As mobile technology progresses, we’re seeing more and more examples of low-cost diagnostic systems being created for use in developing nations and remote locations. One of the latest incorporates little more than a smartphone, tablet, polarizer and box to test body fluid samples for diseases such as arthritis, cystic fibrosis and acute pancreatitis.

Developed at Australia’s Centre for Nanoscale BioPhotonics (CNBP), the setup utilizes fluorescent microscopy, a process in which dyes added to a sample cause specific biomarkers to glow when exposed to bright light.

To use it, clinicians deposit a dyed fluid sample in a well plate (basically a transparent sample-holding tray), put that plate on the screen of a tablet that’s in the box, and place a piece of polarizing glass over the plate compartment that contains the fluid. They then put their smartphone on top of the box, so that its camera lines up with that compartment.

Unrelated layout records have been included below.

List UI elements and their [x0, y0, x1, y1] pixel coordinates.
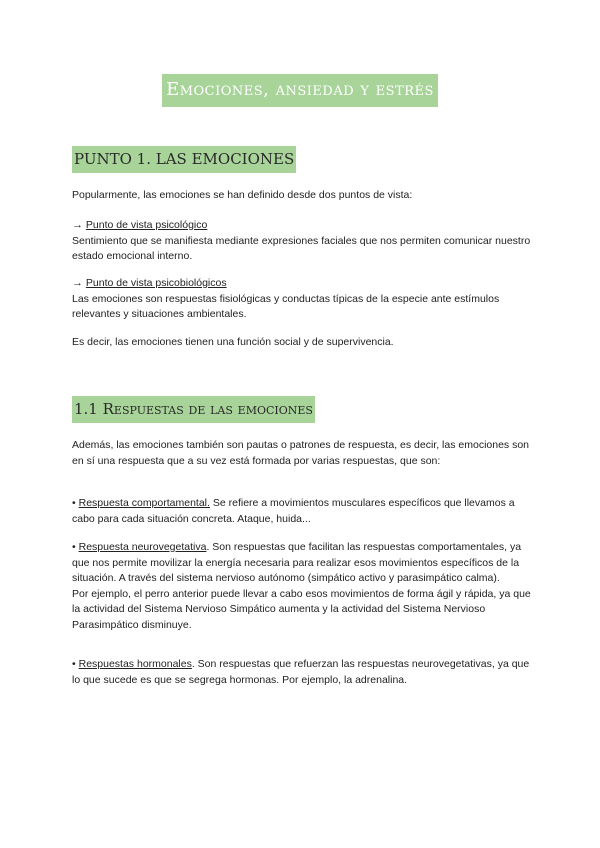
point-label-psicologico: Punto de vista psicológico: [85, 219, 208, 231]
respuestas-intro-paragraph: [72, 438, 534, 469]
subsection-heading-respuestas: 1.1 Respuestas de las emociones: [72, 396, 315, 423]
conclusion-text: Es decir, las emociones tienen una función social y de supervivencia.: [72, 336, 394, 348]
document-title: Emociones, ansiedad y estrés: [162, 74, 438, 107]
bullet-icon: •: [72, 497, 76, 509]
item-example-neurovegetativa: Por ejemplo, el perro anterior puede llevar a cabo esos movimientos de forma ágil y rápida, ya que la actividad del Sistema Nervioso Simpático aumenta y la actividad del Sistema Nervioso Parasimpático disminuye.: [72, 587, 531, 631]
intro-text: Popularmente, las emociones se han definido desde dos puntos de vista:: [72, 189, 413, 201]
list-item-neurovegetativa: [72, 540, 534, 633]
bullet-icon: •: [72, 658, 76, 670]
arrow-icon: →: [72, 277, 83, 289]
title-wrapper: [0, 74, 600, 107]
item-text-neurovegetativa: . Son respuestas que facilitan las respuestas comportamentales, ya que nos permite movilizar la energía necesaria para realizar esos movimientos específicos de la situación. A través del sistema nervioso autónomo (simpático activo y parasimpático calma).: [72, 541, 522, 584]
respuestas-intro-text: Además, las emociones también son pautas o patrones de respuesta, es decir, las emociones son en sí una respuesta que a su vez está formada por varias respuestas, que son:: [72, 439, 530, 467]
point-psicologico: [72, 218, 534, 265]
item-label-hormonales: Respuestas hormonales: [78, 658, 192, 670]
bullet-icon: •: [72, 541, 76, 553]
item-label-comportamental: Respuesta comportamental.: [78, 497, 210, 509]
point-psicobiologico: [72, 276, 534, 323]
list-item-comportamental: [72, 496, 534, 527]
point-text-psicologico: Sentimiento que se manifiesta mediante expresiones faciales que nos permiten comunicar nuestro estado emocional interno.: [72, 234, 531, 262]
intro-paragraph: [72, 188, 534, 204]
item-text-hormonales: . Son respuestas que refuerzan las respuestas neurovegetativas, ya que lo que sucede es que se segrega hormonas. Por ejemplo, la adrenalina.: [72, 658, 530, 686]
point-label-psicobiologico: Punto de vista psicobiológicos: [85, 277, 227, 289]
section-heading-emociones: PUNTO 1. LAS EMOCIONES: [72, 146, 296, 173]
item-label-neurovegetativa: Respuesta neurovegetativa: [78, 541, 207, 553]
point-text-psicobiologico: Las emociones son respuestas fisiológicas y conductas típicas de la especie ante estímulos relevantes y situaciones ambientales.: [72, 292, 500, 320]
arrow-icon: →: [72, 219, 83, 231]
conclusion-paragraph: [72, 335, 534, 351]
item-text-comportamental: Se refiere a movimientos musculares específicos que llevamos a cabo para cada situación concreta. Ataque, huida...: [72, 497, 515, 525]
list-item-hormonales: [72, 657, 534, 688]
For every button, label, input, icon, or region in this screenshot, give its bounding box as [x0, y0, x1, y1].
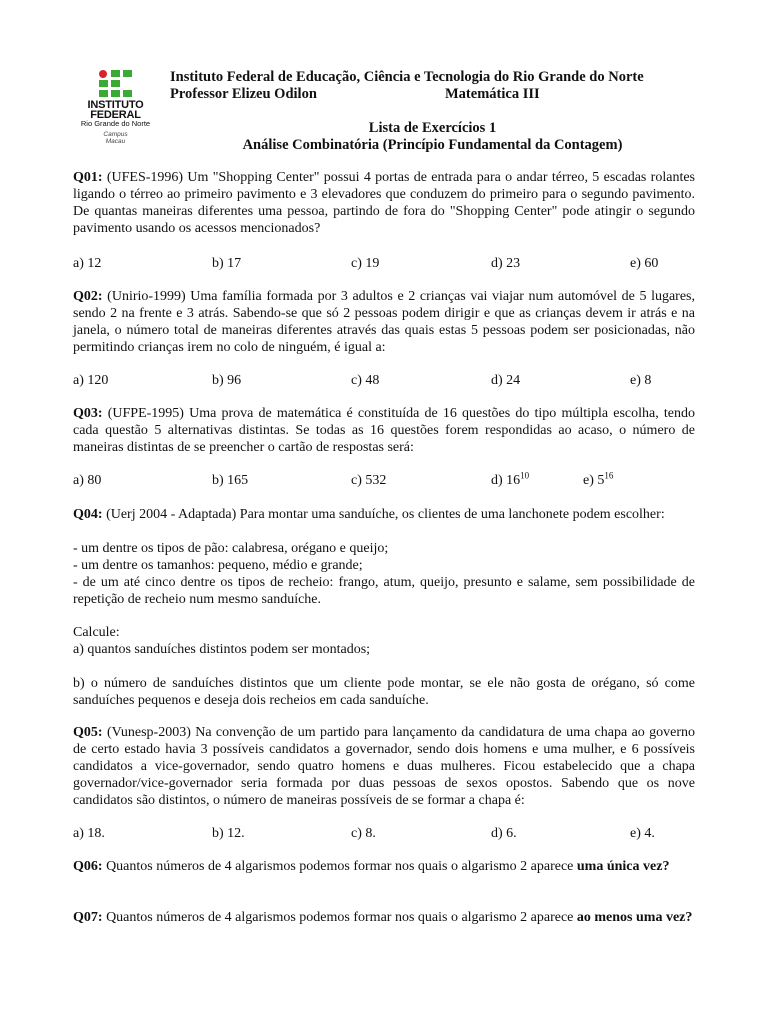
- question-7-emphasis: ao menos uma vez?: [576, 910, 693, 925]
- option-b: b) 165: [212, 473, 249, 488]
- option-c: c) 48: [351, 373, 380, 388]
- logo-campus-city: Macau: [105, 138, 126, 145]
- question-4-item-filling: - de um até cinco dentre os tipos de recheio: frango, atum, queijo, presunto e salame, sem possibilidade de repetição de recheio num mesmo sanduíche.: [73, 575, 695, 607]
- option-d-base: d) 16: [491, 473, 521, 488]
- question-7-label: Q07:: [73, 910, 103, 925]
- logo-grid-icon: [99, 70, 133, 98]
- question-4-part-b: b) o número de sanduíches distintos que um cliente pode montar, se ele não gosta de orégano, só come sanduíches pequenos e deseja dois recheios em cada sanduíche.: [73, 676, 695, 708]
- question-2: [73, 288, 695, 356]
- list-title: Lista de Exercícios 1: [368, 120, 497, 136]
- institution-logo: [73, 68, 158, 152]
- subject-name: Matemática III: [445, 86, 540, 102]
- option-b: b) 12.: [212, 826, 245, 841]
- option-d: [491, 472, 529, 489]
- option-a: a) 18.: [73, 826, 105, 841]
- option-e: [583, 472, 613, 489]
- question-6-text: Quantos números de 4 algarismos podemos formar nos quais o algarismo 2 aparece: [106, 859, 574, 874]
- question-7-text: Quantos números de 4 algarismos podemos formar nos quais o algarismo 2 aparece: [106, 910, 574, 925]
- logo-campus-label: Campus: [103, 131, 128, 138]
- question-2-label: Q02:: [73, 289, 103, 304]
- institution-name: Instituto Federal de Educação, Ciência e Tecnologia do Rio Grande do Norte: [170, 69, 644, 85]
- logo-state: Rio Grande do Norte: [80, 119, 151, 128]
- logo-campus: [73, 131, 158, 145]
- option-e: e) 60: [630, 256, 659, 271]
- option-e: e) 8: [630, 373, 652, 388]
- question-3: [73, 405, 695, 456]
- list-subtitle: Análise Combinatória (Princípio Fundamental da Contagem): [242, 137, 623, 153]
- option-e: e) 4.: [630, 826, 655, 841]
- question-4: [73, 506, 695, 523]
- question-7: [73, 909, 695, 926]
- logo-name: INSTITUTO FEDERAL: [87, 99, 144, 121]
- question-2-text: (Unirio-1999) Uma família formada por 3 adultos e 2 crianças vai viajar num automóvel de 5 lugares, sendo 2 na frente e 3 atrás. Sabendo-se que só 2 pessoas podem dirigir e que as crianças devem ir atrás e na janela, o número total de maneiras diferentes através das quais estas 5 pessoas podem ser posicionadas, não permitindo crianças irem no colo de ninguém, é igual a:: [73, 289, 696, 355]
- option-a: a) 120: [73, 373, 109, 388]
- question-4-item-size: - um dentre os tamanhos: pequeno, médio e grande;: [73, 558, 363, 573]
- question-6-label: Q06:: [73, 859, 103, 874]
- option-e-base: e) 5: [583, 473, 605, 488]
- question-1-text: (UFES-1996) Um "Shopping Center" possui 4 portas de entrada para o andar térreo, 5 escadas rolantes ligando o térreo ao primeiro pavimento e 3 elevadores que conduzem do primeiro para o segundo pavimento. De quantas maneiras diferentes uma pessoa, partindo de fora do "Shopping Center" pode atingir o segundo pavimento usando os acessos mencionados?: [73, 170, 695, 236]
- question-4-item-bread: - um dentre os tipos de pão: calabresa, orégano e queijo;: [73, 541, 389, 556]
- option-a: a) 80: [73, 473, 102, 488]
- question-3-label: Q03:: [73, 406, 103, 421]
- question-6: [73, 858, 695, 875]
- option-d: d) 6.: [491, 826, 517, 841]
- question-4-calc: Calcule:: [73, 625, 120, 640]
- option-c: c) 8.: [351, 826, 376, 841]
- question-5: [73, 724, 695, 809]
- option-d: d) 23: [491, 256, 521, 271]
- option-a: a) 12: [73, 256, 102, 271]
- question-1: [73, 169, 695, 237]
- option-c: c) 19: [351, 256, 380, 271]
- professor-name: Professor Elizeu Odilon: [170, 86, 317, 102]
- option-c: c) 532: [351, 473, 387, 488]
- question-6-emphasis: uma única vez?: [576, 859, 670, 874]
- question-4-text: (Uerj 2004 - Adaptada) Para montar uma sanduíche, os clientes de uma lanchonete podem escolher:: [106, 507, 665, 522]
- question-1-label: Q01:: [73, 170, 103, 185]
- question-4-part-a: a) quantos sanduíches distintos podem ser montados;: [73, 642, 371, 657]
- question-3-text: (UFPE-1995) Uma prova de matemática é constituída de 16 questões do tipo múltipla escolha, tendo cada questão 5 alternativas distintas. Se todas as 16 questões forem respondidas ao acaso, o número de maneiras distintas de se preencher o cartão de respostas será:: [73, 406, 695, 455]
- question-5-label: Q05:: [73, 725, 103, 740]
- question-5-text: (Vunesp-2003) Na convenção de um partido para lançamento da candidatura de uma chapa ao governo de certo estado havia 3 possíveis candidatos a governador, sendo dois homens e uma mulher, e 6 possíveis candidatos a vice-governador, sendo quatro homens e duas mulheres. Ficou estabelecido que a chapa governador/vice-governador seria formada por duas pessoas de sexos opostos. Sabendo que os nove candidatos são distintos, o número de maneiras possíveis de se formar a chapa é:: [73, 725, 696, 808]
- option-b: b) 96: [212, 373, 242, 388]
- option-b: b) 17: [212, 256, 242, 271]
- option-e-exponent: 16: [604, 470, 614, 481]
- option-d-exponent: 10: [520, 470, 530, 481]
- option-d: d) 24: [491, 373, 521, 388]
- question-4-label: Q04:: [73, 507, 103, 522]
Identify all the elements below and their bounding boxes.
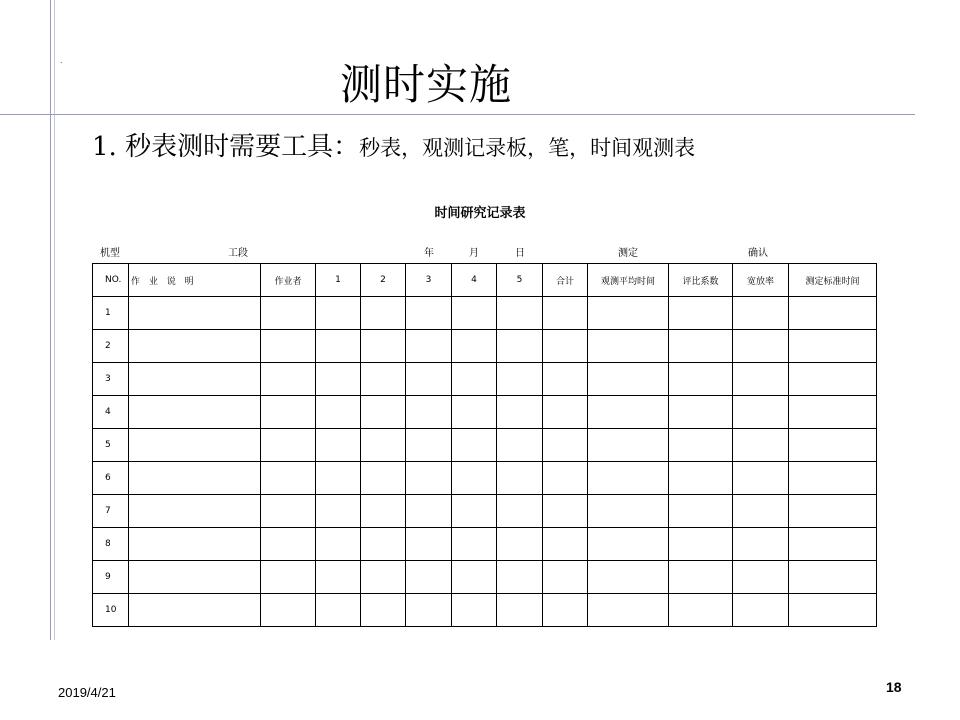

Once the tablet is powered up, the light from its screen causes the targeted biomarkers to fluoresce (assuming they’re present in the first place). The polarizer allows light given off by those biomarkers to stand out from the tablet’s light, while an app on the phone analyzes the color and intensity of the fluorescence to help make a diagnosis.

“This type of fluorescent testing can be carried out by a variety of devices but in most cases the readout requires professional research laboratory equipment, which costs many tens of thousands of dollars,” says Ewa Goldys, CNBP’s deputy director. “What we’ve done is develop a device with a minimal number of commonly available components … The results can be analyzed by simply taking an image and the readout is available immediately.”

The free smartphone app will be available as of June 15th, via the project website. A paper on the research was recently published in the journal Sensors.